PolicyBrief
S. 1113
119th CongressMar 25th 2025
China Financial Threat Mitigation Act of 2025
IN COMMITTEE

This Act mandates a comprehensive study and public report by the Treasury Department on mitigating financial risks posed by the People's Republic of China to the U.S. financial system.

Mark Warner
D

Mark Warner

Senator

VA

LEGISLATION

Treasury Mandated to Conduct Public Study on Financial Risks Posed by China Within One Year

The China Financial Threat Mitigation Act of 2025 starts not with a ban or a new regulation, but with a homework assignment for the Treasury Department. Essentially, Congress is telling the Secretary of the Treasury, along with the Fed, the SEC, the CFTC, and the State Department, to get in a room and figure out exactly how exposed the U.S. financial system is to potential trouble in China.

The Year-Long Deep Dive

Section 2 of this Act requires the Treasury Secretary to conduct a comprehensive study and produce a public report within one year. This isn't just a casual look; it’s a detailed risk assessment. They have to analyze what would happen to U.S. and global markets if China’s financial sector hit a major snag—think of it as stress-testing our entire economy against a worst-case scenario in Beijing. For the average investor or someone with a 401(k), this is about understanding the systemic risks that could suddenly wipe out gains or trigger a recession.

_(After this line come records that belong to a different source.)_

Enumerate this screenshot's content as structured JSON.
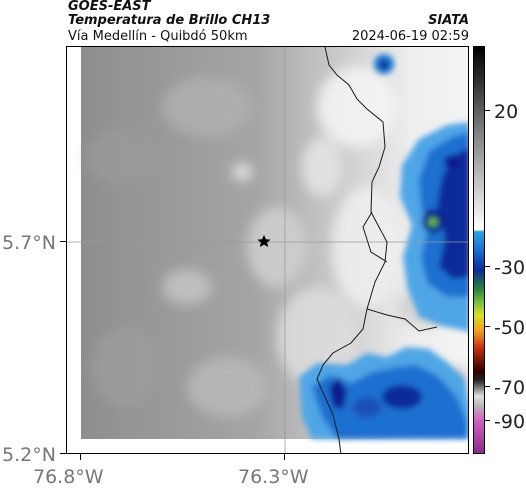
{
  "header": {
    "satellite": "GOES-EAST",
    "product": "Temperatura de Brillo CH13",
    "region": "Vía Medellín - Quibdó 50km",
    "source": "SIATA",
    "datetime": "2024-06-19 02:59"
  },
  "axes": {
    "lat_ticks": [
      "5.7°N",
      "5.2°N"
    ],
    "lon_ticks": [
      "76.8°W",
      "76.3°W"
    ]
  },
  "colorbar": {
    "ticks": [
      "20",
      "-30",
      "-50",
      "-70",
      "-90"
    ]
  },
  "map": {
    "marker_icon": "star-icon",
    "colors": {
      "cold_cloud": "#1a6fd0",
      "deep_convection": "#0a1f8f",
      "core": "#2e8b3a",
      "clear_warm": "#8a8a8a",
      "cloud_gray": "#e8e8e8"
    }
  }
}
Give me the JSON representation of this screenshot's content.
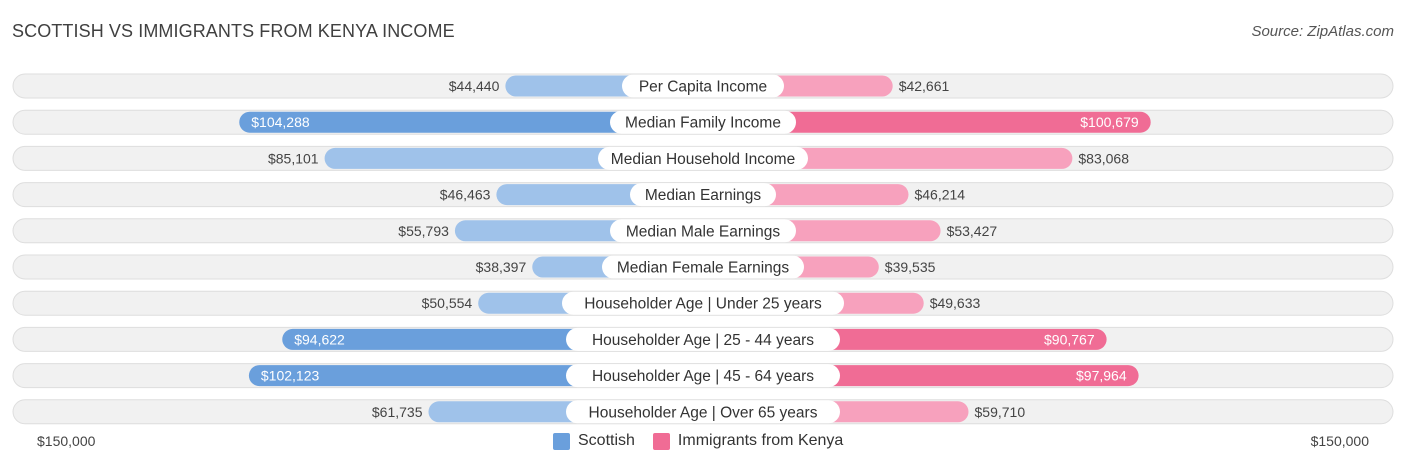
{
  "title": "SCOTTISH VS IMMIGRANTS FROM KENYA INCOME",
  "source": "Source: ZipAtlas.com",
  "colors": {
    "left_dark": "#6a9fdc",
    "left_light": "#9fc2ea",
    "right_dark": "#f06c95",
    "right_light": "#f7a1bd",
    "row_bg": "#f1f1f1",
    "row_border": "#dedede"
  },
  "chart_data": {
    "type": "bar",
    "orientation": "diverging-horizontal",
    "title": "SCOTTISH VS IMMIGRANTS FROM KENYA INCOME",
    "axis_max": 150000,
    "axis_left_label": "$150,000",
    "axis_right_label": "$150,000",
    "categories": [
      "Per Capita Income",
      "Median Family Income",
      "Median Household Income",
      "Median Earnings",
      "Median Male Earnings",
      "Median Female Earnings",
      "Householder Age | Under 25 years",
      "Householder Age | 25 - 44 years",
      "Householder Age | 45 - 64 years",
      "Householder Age | Over 65 years"
    ],
    "series": [
      {
        "name": "Scottish",
        "values": [
          44440,
          104288,
          85101,
          46463,
          55793,
          38397,
          50554,
          94622,
          102123,
          61735
        ],
        "labels": [
          "$44,440",
          "$104,288",
          "$85,101",
          "$46,463",
          "$55,793",
          "$38,397",
          "$50,554",
          "$94,622",
          "$102,123",
          "$61,735"
        ]
      },
      {
        "name": "Immigrants from Kenya",
        "values": [
          42661,
          100679,
          83068,
          46214,
          53427,
          39535,
          49633,
          90767,
          97964,
          59710
        ],
        "labels": [
          "$42,661",
          "$100,679",
          "$83,068",
          "$46,214",
          "$53,427",
          "$39,535",
          "$49,633",
          "$90,767",
          "$97,964",
          "$59,710"
        ]
      }
    ],
    "legend": [
      "Scottish",
      "Immigrants from Kenya"
    ],
    "legend_position": "bottom-center"
  }
}
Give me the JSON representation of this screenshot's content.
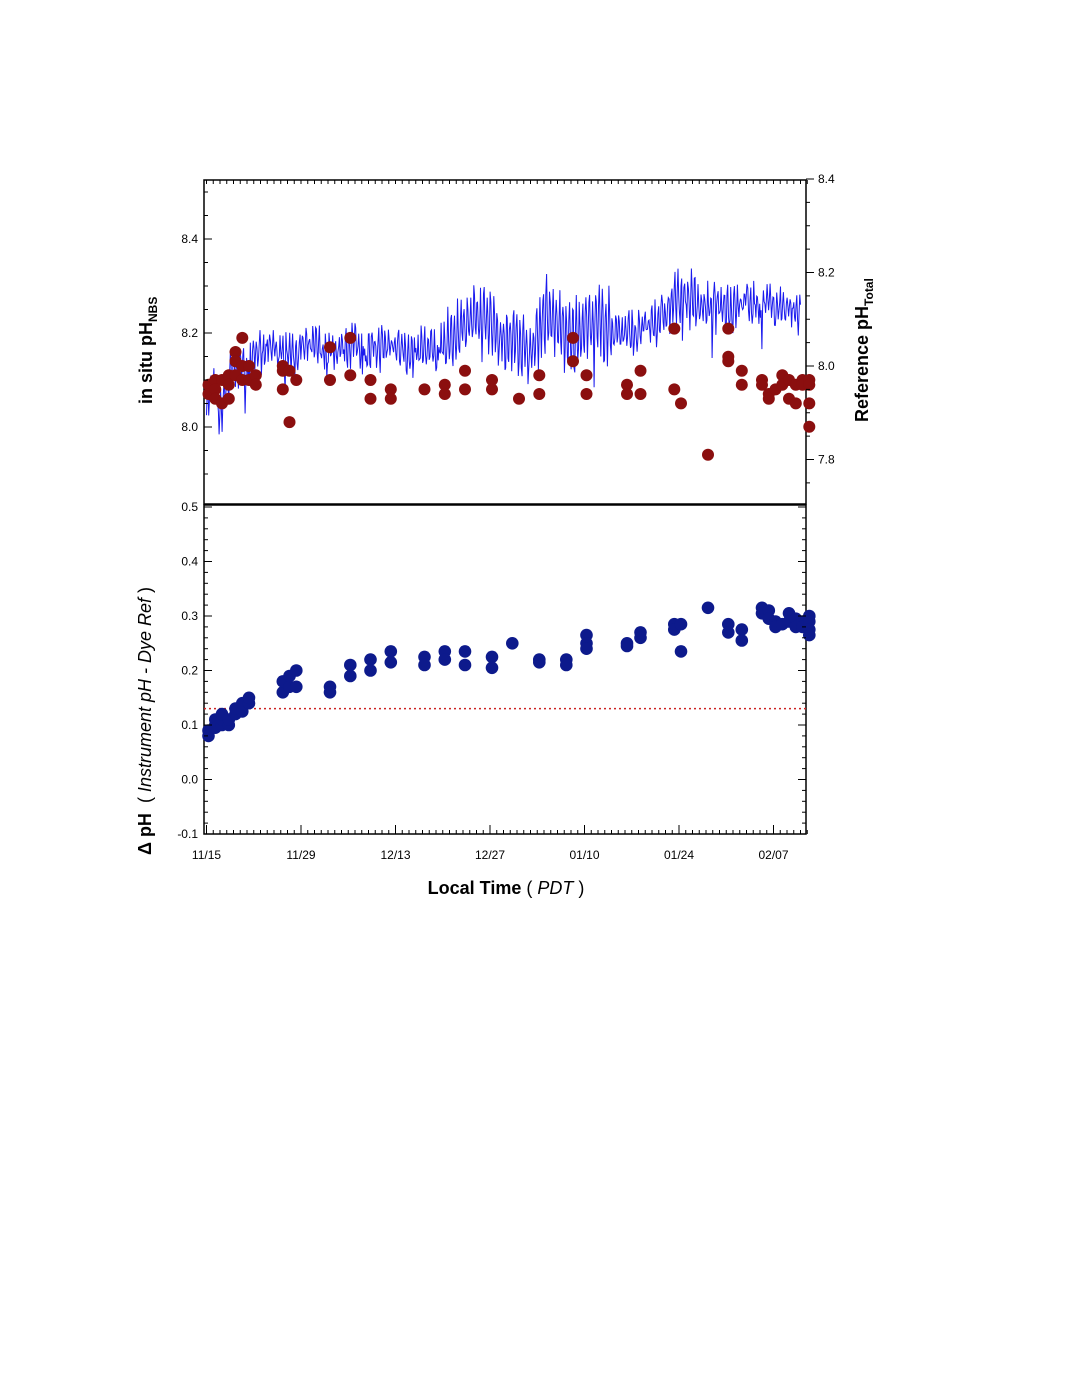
{
  "chart_data": [
    {
      "type": "line",
      "panel": "top",
      "x_ticks": [
        "11/15",
        "11/29",
        "12/13",
        "12/27",
        "01/10",
        "01/24",
        "02/07"
      ],
      "x_range": [
        "2011-11-15",
        "2012-02-12"
      ],
      "ylabel_left": {
        "main": "in situ pH",
        "sub": "NBS"
      },
      "ylabel_right": {
        "main": "Reference pH",
        "sub": "Total"
      },
      "ylim_left": [
        7.85,
        8.55
      ],
      "ylim_right": [
        7.7,
        8.4
      ],
      "yticks_left": [
        "8.0",
        "8.2",
        "8.4"
      ],
      "yticks_right": [
        "7.8",
        "8.0",
        "8.2",
        "8.4"
      ],
      "grid": false,
      "series": [
        {
          "kind": "line",
          "axis": "left",
          "color": "#1a1aee",
          "anchor_points": [
            [
              "11/15",
              8.05
            ],
            [
              "11/16",
              8.08
            ],
            [
              "11/17",
              8.02
            ],
            [
              "11/18",
              8.09
            ],
            [
              "11/19",
              8.12
            ],
            [
              "11/20",
              8.13
            ],
            [
              "11/21",
              8.12
            ],
            [
              "11/22",
              8.17
            ],
            [
              "11/23",
              8.15
            ],
            [
              "11/24",
              8.16
            ],
            [
              "11/25",
              8.17
            ],
            [
              "11/26",
              8.15
            ],
            [
              "11/27",
              8.16
            ],
            [
              "11/28",
              8.15
            ],
            [
              "11/29",
              8.17
            ],
            [
              "12/01",
              8.17
            ],
            [
              "12/03",
              8.16
            ],
            [
              "12/05",
              8.17
            ],
            [
              "12/07",
              8.18
            ],
            [
              "12/09",
              8.16
            ],
            [
              "12/11",
              8.17
            ],
            [
              "12/13",
              8.18
            ],
            [
              "12/15",
              8.15
            ],
            [
              "12/17",
              8.17
            ],
            [
              "12/19",
              8.16
            ],
            [
              "12/21",
              8.18
            ],
            [
              "12/23",
              8.22
            ],
            [
              "12/25",
              8.23
            ],
            [
              "12/27",
              8.23
            ],
            [
              "12/29",
              8.18
            ],
            [
              "12/31",
              8.19
            ],
            [
              "01/02",
              8.15
            ],
            [
              "01/04",
              8.24
            ],
            [
              "01/06",
              8.22
            ],
            [
              "01/08",
              8.18
            ],
            [
              "01/10",
              8.22
            ],
            [
              "01/12",
              8.22
            ],
            [
              "01/14",
              8.21
            ],
            [
              "01/16",
              8.2
            ],
            [
              "01/18",
              8.2
            ],
            [
              "01/20",
              8.22
            ],
            [
              "01/22",
              8.24
            ],
            [
              "01/24",
              8.28
            ],
            [
              "01/26",
              8.27
            ],
            [
              "01/28",
              8.25
            ],
            [
              "01/30",
              8.26
            ],
            [
              "02/01",
              8.25
            ],
            [
              "02/03",
              8.27
            ],
            [
              "02/05",
              8.26
            ],
            [
              "02/07",
              8.26
            ],
            [
              "02/09",
              8.25
            ],
            [
              "02/11",
              8.24
            ]
          ]
        },
        {
          "kind": "scatter",
          "axis": "right",
          "color": "#8b0f0f",
          "points": [
            [
              "11/15",
              7.96
            ],
            [
              "11/15",
              7.94
            ],
            [
              "11/16",
              7.97
            ],
            [
              "11/16",
              7.95
            ],
            [
              "11/16",
              7.93
            ],
            [
              "11/17",
              7.97
            ],
            [
              "11/17",
              7.92
            ],
            [
              "11/18",
              7.98
            ],
            [
              "11/18",
              7.96
            ],
            [
              "11/18",
              7.93
            ],
            [
              "11/19",
              8.03
            ],
            [
              "11/19",
              8.01
            ],
            [
              "11/19",
              7.98
            ],
            [
              "11/20",
              8.06
            ],
            [
              "11/20",
              8.0
            ],
            [
              "11/20",
              7.97
            ],
            [
              "11/21",
              8.0
            ],
            [
              "11/21",
              7.97
            ],
            [
              "11/22",
              7.98
            ],
            [
              "11/22",
              7.96
            ],
            [
              "11/26",
              8.0
            ],
            [
              "11/26",
              7.99
            ],
            [
              "11/26",
              7.95
            ],
            [
              "11/27",
              7.99
            ],
            [
              "11/27",
              7.88
            ],
            [
              "11/28",
              7.97
            ],
            [
              "12/03",
              8.04
            ],
            [
              "12/03",
              7.97
            ],
            [
              "12/06",
              8.06
            ],
            [
              "12/06",
              7.98
            ],
            [
              "12/09",
              7.97
            ],
            [
              "12/09",
              7.93
            ],
            [
              "12/12",
              7.95
            ],
            [
              "12/12",
              7.93
            ],
            [
              "12/17",
              7.95
            ],
            [
              "12/20",
              7.96
            ],
            [
              "12/20",
              7.94
            ],
            [
              "12/23",
              7.99
            ],
            [
              "12/23",
              7.95
            ],
            [
              "12/27",
              7.97
            ],
            [
              "12/27",
              7.95
            ],
            [
              "12/31",
              7.93
            ],
            [
              "01/03",
              7.98
            ],
            [
              "01/03",
              7.94
            ],
            [
              "01/08",
              8.06
            ],
            [
              "01/08",
              8.01
            ],
            [
              "01/10",
              7.98
            ],
            [
              "01/10",
              7.94
            ],
            [
              "01/16",
              7.96
            ],
            [
              "01/16",
              7.94
            ],
            [
              "01/18",
              7.99
            ],
            [
              "01/18",
              7.94
            ],
            [
              "01/23",
              7.95
            ],
            [
              "01/23",
              8.08
            ],
            [
              "01/24",
              7.92
            ],
            [
              "01/28",
              7.81
            ],
            [
              "01/31",
              8.08
            ],
            [
              "01/31",
              8.02
            ],
            [
              "01/31",
              8.01
            ],
            [
              "02/02",
              7.99
            ],
            [
              "02/02",
              7.96
            ],
            [
              "02/05",
              7.97
            ],
            [
              "02/05",
              7.96
            ],
            [
              "02/06",
              7.94
            ],
            [
              "02/06",
              7.93
            ],
            [
              "02/07",
              7.95
            ],
            [
              "02/08",
              7.98
            ],
            [
              "02/08",
              7.96
            ],
            [
              "02/09",
              7.97
            ],
            [
              "02/09",
              7.93
            ],
            [
              "02/10",
              7.96
            ],
            [
              "02/10",
              7.92
            ],
            [
              "02/11",
              7.97
            ],
            [
              "02/11",
              7.96
            ],
            [
              "02/12",
              7.97
            ],
            [
              "02/12",
              7.96
            ],
            [
              "02/12",
              7.92
            ],
            [
              "02/12",
              7.87
            ]
          ]
        }
      ]
    },
    {
      "type": "scatter",
      "panel": "bottom",
      "xlabel": {
        "main": "Local Time",
        "paren_open": " ( ",
        "italic": "PDT",
        "paren_close": " )"
      },
      "ylabel": {
        "main": "Δ pH",
        "paren_open": "  ( ",
        "italic": "Instrument pH - Dye Ref",
        "paren_close": " )"
      },
      "x_ticks": [
        "11/15",
        "11/29",
        "12/13",
        "12/27",
        "01/10",
        "01/24",
        "02/07"
      ],
      "ylim": [
        -0.1,
        0.5
      ],
      "yticks": [
        "-0.1",
        "0.0",
        "0.1",
        "0.2",
        "0.3",
        "0.4",
        "0.5"
      ],
      "reference_line": {
        "y": 0.13,
        "style": "dotted",
        "color": "#cc2222"
      },
      "grid": false,
      "series": [
        {
          "kind": "scatter",
          "color": "#0d1a8c",
          "points": [
            [
              "11/15",
              0.09
            ],
            [
              "11/15",
              0.08
            ],
            [
              "11/16",
              0.1
            ],
            [
              "11/16",
              0.11
            ],
            [
              "11/16",
              0.095
            ],
            [
              "11/17",
              0.1
            ],
            [
              "11/17",
              0.11
            ],
            [
              "11/17",
              0.12
            ],
            [
              "11/18",
              0.1
            ],
            [
              "11/18",
              0.11
            ],
            [
              "11/19",
              0.12
            ],
            [
              "11/19",
              0.13
            ],
            [
              "11/20",
              0.125
            ],
            [
              "11/20",
              0.14
            ],
            [
              "11/21",
              0.14
            ],
            [
              "11/21",
              0.15
            ],
            [
              "11/26",
              0.16
            ],
            [
              "11/26",
              0.18
            ],
            [
              "11/27",
              0.17
            ],
            [
              "11/27",
              0.19
            ],
            [
              "11/28",
              0.2
            ],
            [
              "11/28",
              0.17
            ],
            [
              "12/03",
              0.17
            ],
            [
              "12/03",
              0.16
            ],
            [
              "12/06",
              0.21
            ],
            [
              "12/06",
              0.19
            ],
            [
              "12/09",
              0.22
            ],
            [
              "12/09",
              0.2
            ],
            [
              "12/12",
              0.235
            ],
            [
              "12/12",
              0.215
            ],
            [
              "12/17",
              0.225
            ],
            [
              "12/17",
              0.21
            ],
            [
              "12/20",
              0.235
            ],
            [
              "12/20",
              0.22
            ],
            [
              "12/23",
              0.235
            ],
            [
              "12/23",
              0.21
            ],
            [
              "12/27",
              0.225
            ],
            [
              "12/27",
              0.205
            ],
            [
              "12/30",
              0.25
            ],
            [
              "01/03",
              0.22
            ],
            [
              "01/03",
              0.215
            ],
            [
              "01/07",
              0.22
            ],
            [
              "01/07",
              0.21
            ],
            [
              "01/10",
              0.265
            ],
            [
              "01/10",
              0.25
            ],
            [
              "01/10",
              0.24
            ],
            [
              "01/16",
              0.25
            ],
            [
              "01/16",
              0.245
            ],
            [
              "01/18",
              0.27
            ],
            [
              "01/18",
              0.26
            ],
            [
              "01/23",
              0.285
            ],
            [
              "01/23",
              0.275
            ],
            [
              "01/24",
              0.285
            ],
            [
              "01/24",
              0.235
            ],
            [
              "01/28",
              0.315
            ],
            [
              "01/31",
              0.285
            ],
            [
              "01/31",
              0.27
            ],
            [
              "02/02",
              0.275
            ],
            [
              "02/02",
              0.255
            ],
            [
              "02/05",
              0.315
            ],
            [
              "02/05",
              0.305
            ],
            [
              "02/06",
              0.31
            ],
            [
              "02/06",
              0.295
            ],
            [
              "02/07",
              0.29
            ],
            [
              "02/07",
              0.28
            ],
            [
              "02/08",
              0.285
            ],
            [
              "02/09",
              0.305
            ],
            [
              "02/09",
              0.29
            ],
            [
              "02/10",
              0.295
            ],
            [
              "02/10",
              0.28
            ],
            [
              "02/11",
              0.29
            ],
            [
              "02/11",
              0.28
            ],
            [
              "02/12",
              0.3
            ],
            [
              "02/12",
              0.29
            ],
            [
              "02/12",
              0.275
            ],
            [
              "02/12",
              0.265
            ]
          ]
        }
      ]
    }
  ]
}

Checking Our Defenses and Their Data

Part of this study involves checking the U.S. government’s current defenses. They need to detail what we are already doing to stabilize the economy against these foreign risks. But here’s the tricky part: the report must also evaluate the quality of the economic data coming out of China. We’re talking about how open, complete, and trustworthy their numbers—like GDP growth or debt levels—actually are. If you’ve ever tried to make big decisions based on incomplete or questionable data, you know how difficult that is. The government is essentially admitting they need a better read on the foundational numbers they rely on.

What Happens Next

Once the analysis is complete, the Treasury needs to include recommendations for future action. This means suggesting what the U.S. should do next, both domestically and internationally, to work with allies and mitigate these financial threats. This is where the rubber meets the road, as these recommendations will likely form the basis for future, more concrete legislation. Crucially, the main findings of this report must be made public and posted on the Treasury website within that one-year deadline, though a separate classified annex is permitted for sensitive details. This requirement ensures that policymakers, financial institutions, and the public will eventually get a clearer, coordinated picture of the risks involved, helping everyone from Wall Street traders to Main Street business owners prepare for potential economic turbulence.